3. The database query optimization method based on the graph neural network as claimed in claim 1, wherein the radix and cost estimation network model performs feature extraction on query plan numbers by using Tree structure, and performs feature extraction on the relation between columns by using the graph neural network model of GCN, and designs and realizes a radix estimation network model combining the two graph structures.

4. The database query optimization method based on the graph neural network according to claim 1, further comprising a network remote call, wherein the network remote call is realized by a gPC, and is convenient for accessing the database, and the method comprises the following steps:

step 1: defining a data structure of the service, wherein the data structure comprises a data object composition structure, and defines the name, input parameters and return values of a service interface by using a Protobuf serialization tool for calling a specific service function;

and 3, step 3: the remote service call is realized by firstly establishing a remote service network connection request, constructing parameters of the request and specified services, then serializing the request and sending the request to a server, and obtaining a specific result after the server processes the request.

5. The database query optimization system based on the neural network is used for realizing the database query optimization method based on the neural network as claimed in any one of claims 1 to 4, and is expanded on the structure of the TiDB, and is characterized by comprising a data acquisition module, an algorithm control module, a radix estimation module and a connection sequence selection module; the data acquisition module is used for collecting information generated in the whole operation process of the system, accumulating data required by subsequent algorithm training and simultaneously storing intermediate information generated in the process of one-time query; the algorithm control module determines whether the model needs to be re-optimized according to the execution efficiency of the algorithm, so that the normal work of the model is ensured; the cardinality estimation module is used for predicting the size of a final result of the physical plan and making cost estimation based on the cardinality; the connection sequence selection module optimizes the connection sequence between the tables in the execution plan tree and dynamically optimizes the network from system feedback in an online learning mode according to a reinforcement learning method.

6. The neural network based database query optimization system of claim 5, wherein the data collection module provides a unified data query interface and returns data in a normalized format.

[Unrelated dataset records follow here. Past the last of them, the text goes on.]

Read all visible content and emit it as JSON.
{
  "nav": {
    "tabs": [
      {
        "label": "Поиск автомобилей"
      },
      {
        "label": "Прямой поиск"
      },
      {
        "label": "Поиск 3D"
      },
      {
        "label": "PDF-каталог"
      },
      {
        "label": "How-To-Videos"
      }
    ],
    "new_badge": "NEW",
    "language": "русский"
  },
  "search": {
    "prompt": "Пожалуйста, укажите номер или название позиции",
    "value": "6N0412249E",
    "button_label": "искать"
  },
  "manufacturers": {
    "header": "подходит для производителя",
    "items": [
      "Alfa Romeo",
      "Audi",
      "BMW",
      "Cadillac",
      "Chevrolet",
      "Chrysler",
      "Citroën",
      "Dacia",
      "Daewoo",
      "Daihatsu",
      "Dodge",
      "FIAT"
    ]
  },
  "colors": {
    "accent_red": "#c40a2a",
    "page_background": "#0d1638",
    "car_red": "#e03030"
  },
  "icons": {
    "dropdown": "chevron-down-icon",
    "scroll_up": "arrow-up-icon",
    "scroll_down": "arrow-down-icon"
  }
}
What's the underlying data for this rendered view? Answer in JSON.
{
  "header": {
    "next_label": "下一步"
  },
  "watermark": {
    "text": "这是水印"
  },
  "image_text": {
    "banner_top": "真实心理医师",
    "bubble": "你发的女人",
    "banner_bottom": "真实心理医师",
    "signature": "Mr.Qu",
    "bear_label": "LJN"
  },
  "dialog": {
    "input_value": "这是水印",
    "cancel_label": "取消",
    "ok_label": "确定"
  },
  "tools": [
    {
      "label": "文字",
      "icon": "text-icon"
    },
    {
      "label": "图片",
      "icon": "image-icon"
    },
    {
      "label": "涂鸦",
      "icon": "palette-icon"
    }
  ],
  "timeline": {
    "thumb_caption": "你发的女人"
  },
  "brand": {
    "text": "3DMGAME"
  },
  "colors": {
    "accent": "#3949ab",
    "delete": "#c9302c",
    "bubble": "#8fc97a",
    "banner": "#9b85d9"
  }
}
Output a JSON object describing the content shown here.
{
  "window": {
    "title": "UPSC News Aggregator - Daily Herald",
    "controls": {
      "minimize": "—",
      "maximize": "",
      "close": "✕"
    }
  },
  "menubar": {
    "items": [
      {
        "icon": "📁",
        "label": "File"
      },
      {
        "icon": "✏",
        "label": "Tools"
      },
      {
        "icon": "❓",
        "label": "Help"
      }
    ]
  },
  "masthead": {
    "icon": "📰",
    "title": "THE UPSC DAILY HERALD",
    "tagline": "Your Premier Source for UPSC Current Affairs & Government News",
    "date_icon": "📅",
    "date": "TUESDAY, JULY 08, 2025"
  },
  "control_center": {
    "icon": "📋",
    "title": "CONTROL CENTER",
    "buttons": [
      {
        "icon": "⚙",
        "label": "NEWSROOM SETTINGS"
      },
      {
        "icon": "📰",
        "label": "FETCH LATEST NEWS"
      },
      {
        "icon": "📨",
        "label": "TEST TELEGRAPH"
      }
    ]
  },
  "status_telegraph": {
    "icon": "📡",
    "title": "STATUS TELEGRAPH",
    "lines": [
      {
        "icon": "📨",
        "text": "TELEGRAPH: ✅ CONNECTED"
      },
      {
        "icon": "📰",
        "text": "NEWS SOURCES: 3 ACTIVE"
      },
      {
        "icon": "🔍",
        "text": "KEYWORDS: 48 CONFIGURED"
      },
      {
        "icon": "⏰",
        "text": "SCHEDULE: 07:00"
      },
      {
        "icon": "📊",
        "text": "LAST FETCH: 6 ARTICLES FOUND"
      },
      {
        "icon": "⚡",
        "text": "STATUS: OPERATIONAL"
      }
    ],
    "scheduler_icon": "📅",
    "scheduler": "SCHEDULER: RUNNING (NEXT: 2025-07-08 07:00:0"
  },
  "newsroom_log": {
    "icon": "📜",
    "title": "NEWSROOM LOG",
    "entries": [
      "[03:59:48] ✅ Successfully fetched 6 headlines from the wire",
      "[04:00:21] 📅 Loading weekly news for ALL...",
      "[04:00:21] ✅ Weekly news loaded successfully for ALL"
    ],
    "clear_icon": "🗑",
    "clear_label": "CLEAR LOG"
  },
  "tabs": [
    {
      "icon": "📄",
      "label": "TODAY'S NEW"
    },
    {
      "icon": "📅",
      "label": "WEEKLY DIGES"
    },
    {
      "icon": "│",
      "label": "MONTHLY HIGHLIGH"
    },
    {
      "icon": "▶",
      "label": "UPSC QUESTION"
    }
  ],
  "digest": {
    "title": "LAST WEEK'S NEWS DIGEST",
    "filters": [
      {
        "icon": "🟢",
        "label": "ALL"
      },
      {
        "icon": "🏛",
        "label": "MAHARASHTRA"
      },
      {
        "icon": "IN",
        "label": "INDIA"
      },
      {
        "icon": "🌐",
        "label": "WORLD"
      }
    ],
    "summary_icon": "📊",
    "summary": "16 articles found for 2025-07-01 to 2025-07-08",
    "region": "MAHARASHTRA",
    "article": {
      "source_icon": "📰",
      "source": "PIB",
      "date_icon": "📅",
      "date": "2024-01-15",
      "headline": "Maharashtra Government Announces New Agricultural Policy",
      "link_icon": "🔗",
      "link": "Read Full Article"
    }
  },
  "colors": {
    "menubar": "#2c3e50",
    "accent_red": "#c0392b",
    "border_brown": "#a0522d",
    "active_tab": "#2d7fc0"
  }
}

7. The graph neural network-based database query optimization system of claim 5, wherein the radix estimation module comprises an offline training unit and an online prediction unit; the off-line training unit obtains an off-line data pair from the data acquisition module, and continuously trains and optimizes the model according to the difference between the forecast and the reality as a cost; the online prediction unit is used for judging whether the candidate plan is good or bad in the physical optimization process by the query optimizer, and restarting the training process when a difference exists between the prediction result and the real result, so that the model is updated spontaneously to adapt to the current environment.

8. The database query optimization system based on the graph neural network as claimed in claim 5, wherein the connection sequence selection module integrates online training and prediction, and is based on a reinforcement learning model and uses an online learning mode, and each operation step needs to be optimized according to real feedback of the system.